I spoke with Bell in April, just before the book’s “birthday,” and in the middle of our strictest stay-at-home orders. She was excited about promoting the book (particularly encouraging people to buy the book from smaller bookstores when possible), and was, like most of us, settling into a sort of new rhythm with her family. “Dax and I are both stir crazy, but now we’ve kind of settled into what feels like perhaps what retirement would look like,” she says. “Our children never balked at the idea of being at home for the foreseeable future; they love it. They love every single thing about it. It only worries me a tiny bit because I keep saying: ‘Do you want to call any of your friends?’ They’re like ‘No, I’m good.’ They’re just loving Mom and Dad.”

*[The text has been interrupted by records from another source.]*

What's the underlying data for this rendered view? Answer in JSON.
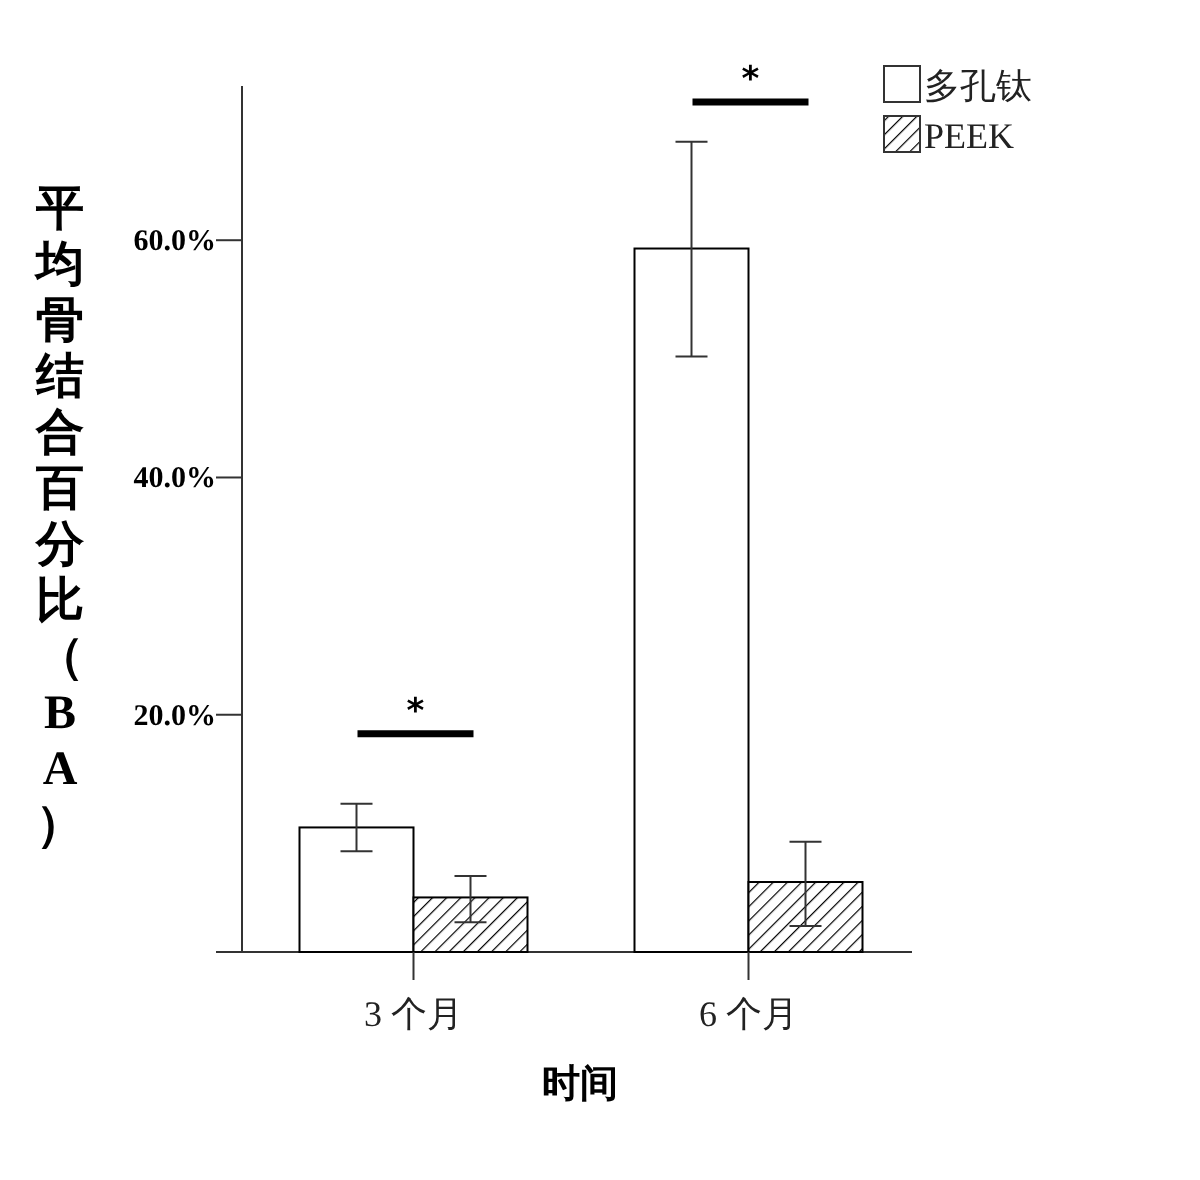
{
  "chart_data": {
    "type": "bar",
    "xlabel": "时间",
    "ylabel": "平均骨结合百分比（BA）",
    "categories": [
      "3 个月",
      "6 个月"
    ],
    "series": [
      {
        "name": "多孔钛",
        "color": "#ffffff",
        "values": [
          10.5,
          59.3
        ],
        "errors": [
          [
            8.5,
            12.5
          ],
          [
            50.2,
            68.3
          ]
        ]
      },
      {
        "name": "PEEK",
        "color": "#000000",
        "values": [
          4.6,
          5.9
        ],
        "errors": [
          [
            2.5,
            6.4
          ],
          [
            2.2,
            9.3
          ]
        ]
      }
    ],
    "ylim": [
      0,
      73
    ],
    "yticks": [
      {
        "value": 20,
        "label": "20.0%"
      },
      {
        "value": 40,
        "label": "40.0%"
      },
      {
        "value": 60,
        "label": "60.0%"
      }
    ],
    "annotations": [
      "*",
      "*"
    ],
    "legend": "top right"
  }
}
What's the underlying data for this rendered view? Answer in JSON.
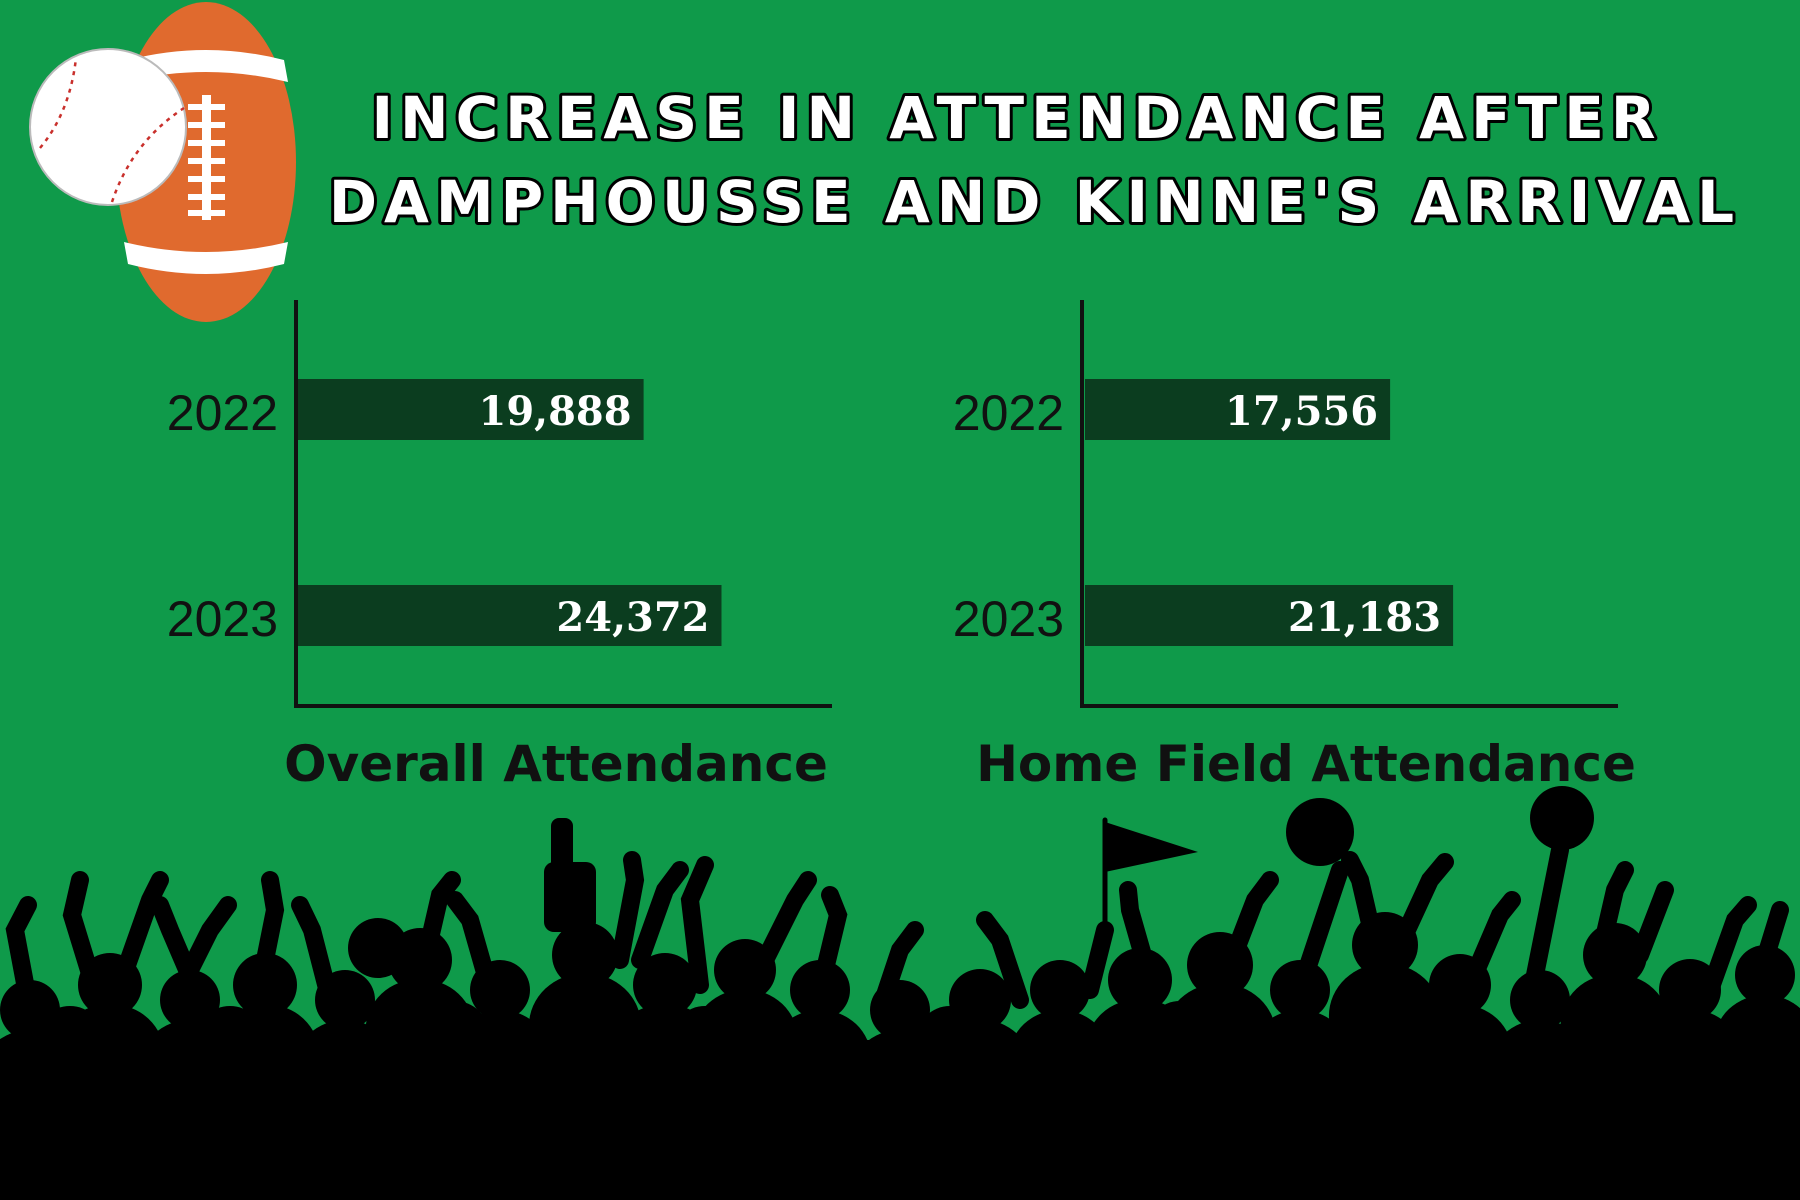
{
  "title": {
    "line1": "INCREASE IN ATTENDANCE AFTER",
    "line2": "DAMPHOUSSE AND KINNE'S ARRIVAL"
  },
  "colors": {
    "background": "#0f9a4a",
    "bar": "#0b3d1f",
    "football": "#e06a2e",
    "crowd": "#000000"
  },
  "icons": [
    "baseball-icon",
    "football-icon",
    "crowd-silhouette",
    "flag-icon",
    "pom-pom-icon"
  ],
  "chart_data": [
    {
      "type": "bar",
      "orientation": "horizontal",
      "title": "Overall Attendance",
      "categories": [
        "2022",
        "2023"
      ],
      "values": [
        19888,
        24372
      ],
      "value_labels": [
        "19,888",
        "24,372"
      ],
      "grid": false,
      "xlim": [
        0,
        39000
      ]
    },
    {
      "type": "bar",
      "orientation": "horizontal",
      "title": "Home Field Attendance",
      "categories": [
        "2022",
        "2023"
      ],
      "values": [
        17556,
        21183
      ],
      "value_labels": [
        "17,556",
        "21,183"
      ],
      "grid": false,
      "xlim": [
        0,
        39000
      ]
    }
  ]
}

Their daughters were “test subjects” for “The World Needs More Purple People,” giving thumbs up and thumbs down, but in earlier drafts didn’t understand the story as deeply before the illustrations joined it. Bell wants parents to read the book with their kids, and her mission is two-fold. “Picture books are often read with the parents, and this came as a perfect way to hit two audiences with our message at once. Kids under 10 are like sponges, and when they read picture books, they’re listening to everything. We wanted to create a road map.”
A road map to creating a more purple world.
Cassandra Lane is Managing Editor of L.A. Parent.